Q&A 2 How do you prepare a public GWAS dataset for R-based analysis?

2.1 Explanation

To support reproducible and cross-platform workflows, it’s helpful to separate raw data preparation from your analysis code. In this example, we use a Bash script to download and organize a publicly available rice diversity panel dataset from Zhao et al., 2011.

The script performs the following steps:

📥 Downloads PLINK-formatted genotype files (.ped, .map, .fam)
📦 Unzips and flattens the directory structure for easy access
🏷️ Renames the phenotype file for clarity (sativas413_phenotypes.txt)
📁 Moves all outputs into a consistent data/ directory with a sativa413_ prefix

This setup creates a clean and well-organized foundation for downstream R-based GWAS analysis.

2.2 Bash Script

#!/bin/bash

# 🚀 Prepare rice GWAS genotype and phenotype data (PLINK format)

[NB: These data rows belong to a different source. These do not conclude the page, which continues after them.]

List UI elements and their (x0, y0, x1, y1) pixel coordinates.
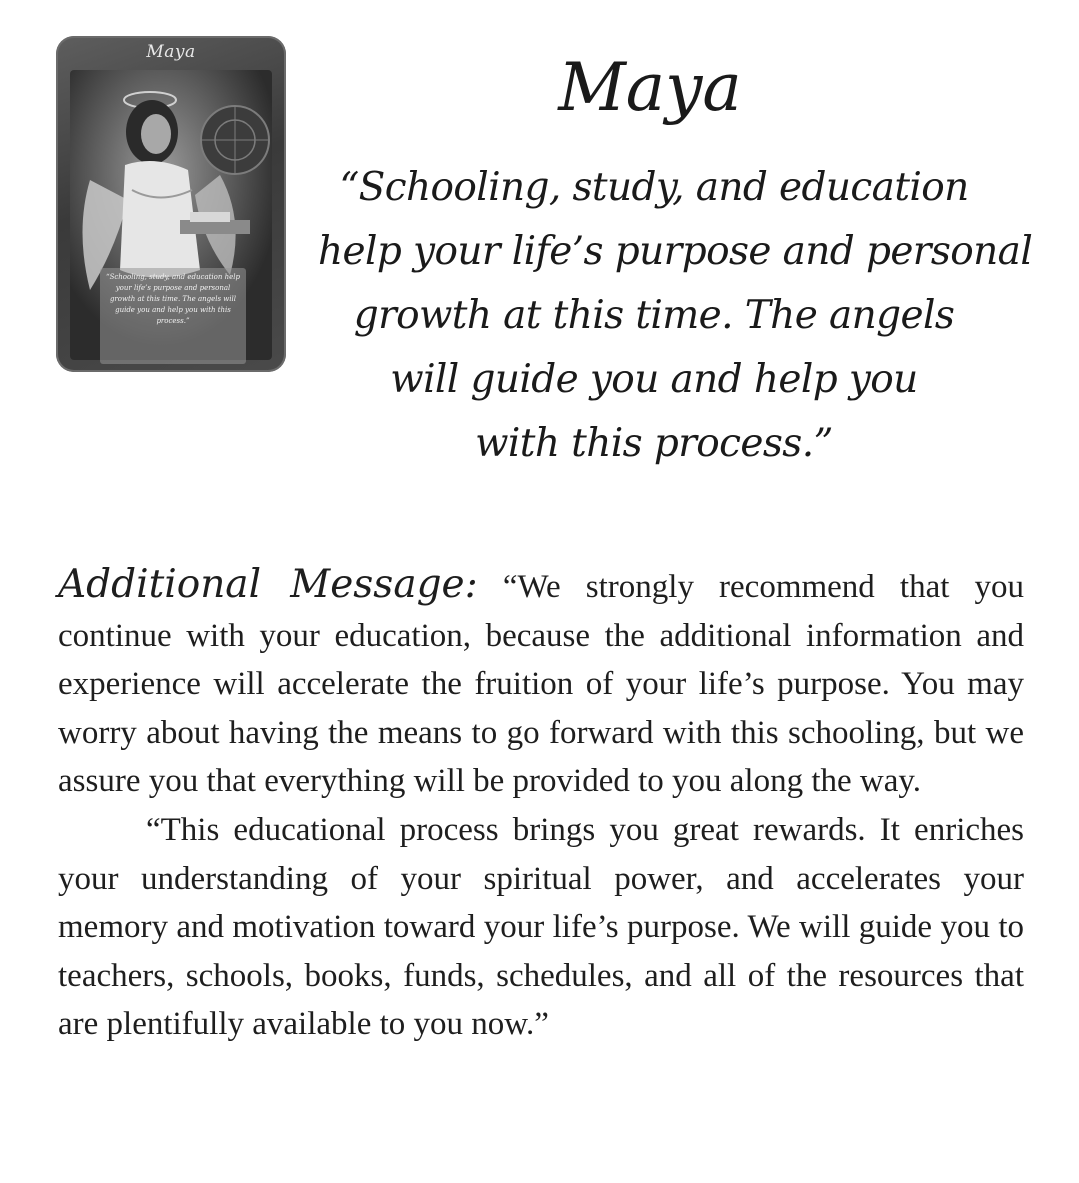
quote-line: will guide you and help you (390, 357, 918, 402)
page-title: Maya (558, 49, 742, 126)
quote-line: growth at this time. The angels (353, 293, 955, 338)
additional-message (58, 561, 1024, 1049)
message-paragraph: “This educational process brings you great rewards. It enriches your understanding of your spiritual power, and accelerates your memory and motivation toward your life’s purpose. We will guide you to teachers, schools, books, funds, schedules, and all of the resources that are plentifully available to you now.” (58, 811, 1024, 1043)
quote-line: “Schooling, study, and education (339, 165, 969, 210)
message-paragraph (58, 561, 1024, 806)
message-text: “We strongly recommend that you continue with your education, because the additional information and experience will accelerate the fruition of your life’s purpose. You may worry about having the means to go forward with this schooling, but we assure you that everything will be provided to you along the way. (58, 569, 1024, 800)
message-label: Additional Message: (58, 562, 478, 607)
quote-line: with this process.” (475, 421, 833, 466)
oracle-card-image (56, 36, 286, 372)
card-quote (318, 156, 1033, 476)
quote-line: help your life’s purpose and personal (318, 229, 1033, 274)
card-title: Maya (146, 42, 196, 62)
card-text: “Schooling, study, and education help your life’s purpose and personal growth at this time. The angels will guide you and help you with this process.” (105, 273, 240, 325)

# --- Paths and filenames ---
ZIP_URL="http://ricediversity.org/data/sets/44kgwas/RiceDiversity.44K.MSU6.Genotypes_PLINK.zip"
ZIP_FILE="data/rice_gwas_genotypes.zip"
EXTRACT_DIR="data/RiceDiversity_44K_Genotypes_PLINK"
PHENO_URL="http://www.ricediversity.org/data/sets/44kgwas/RiceDiversity_44K_Phenotypes_34traits_PLINK.txt"
PHENO_OUT="data/sativas413_phenotypes.txt"

# --- Step 1: Ensure data folder exists ---
mkdir -p data

# --- Step 2: Download genotype zip file (if not already present) ---
if [ ! -f "$ZIP_FILE" ]; then
  echo "⬇️ Downloading genotype data..."
  wget --no-check-certificate -O "$ZIP_FILE" "$ZIP_URL"
else
  echo "✅ Genotype zip already exists: $ZIP_FILE"
fi

# --- Step 3: Unzip genotype data ---
echo "📂 Extracting genotype files..."
unzip -o "$ZIP_FILE" -d data/

# --- Step 4: Move files up and clean nested folder ---
if [ -d "$EXTRACT_DIR" ]; then
  mv "$EXTRACT_DIR"/* data/
  rm -rf "$EXTRACT_DIR"
fi
rm -rf data/__MACOSX
rm -f "$ZIP_FILE"

# --- Step 5: Download phenotype file and rename ---
echo "⬇️ Downloading phenotype file..."
wget --no-check-certificate -P data/ "$PHENO_URL"
mv data/RiceDiversity_44K_Phenotypes_34traits_PLINK.txt "$PHENO_OUT"

echo "✅ GWAS data successfully prepared in the data/ folder."

The Bash script is saved as:

script/gwas_data.sh

To run it:

bash script/gwas_data.sh

2.3 File Structure

After execution, the data/ folder contains:

project/
├── script/
│   └── gwas_data.sh
└── data/
    ├── sativa413.map
    ├── sativa413.ped
    ├── sativa413.fam
    └── sativas413_phenotypes.txt

✅ Takeaway: Using a Bash script to automate dataset download and organization keeps your R analysis environment clean, standardized, and fully reproducible. All required files are now available in the data/ folder under the sativa413_ prefix.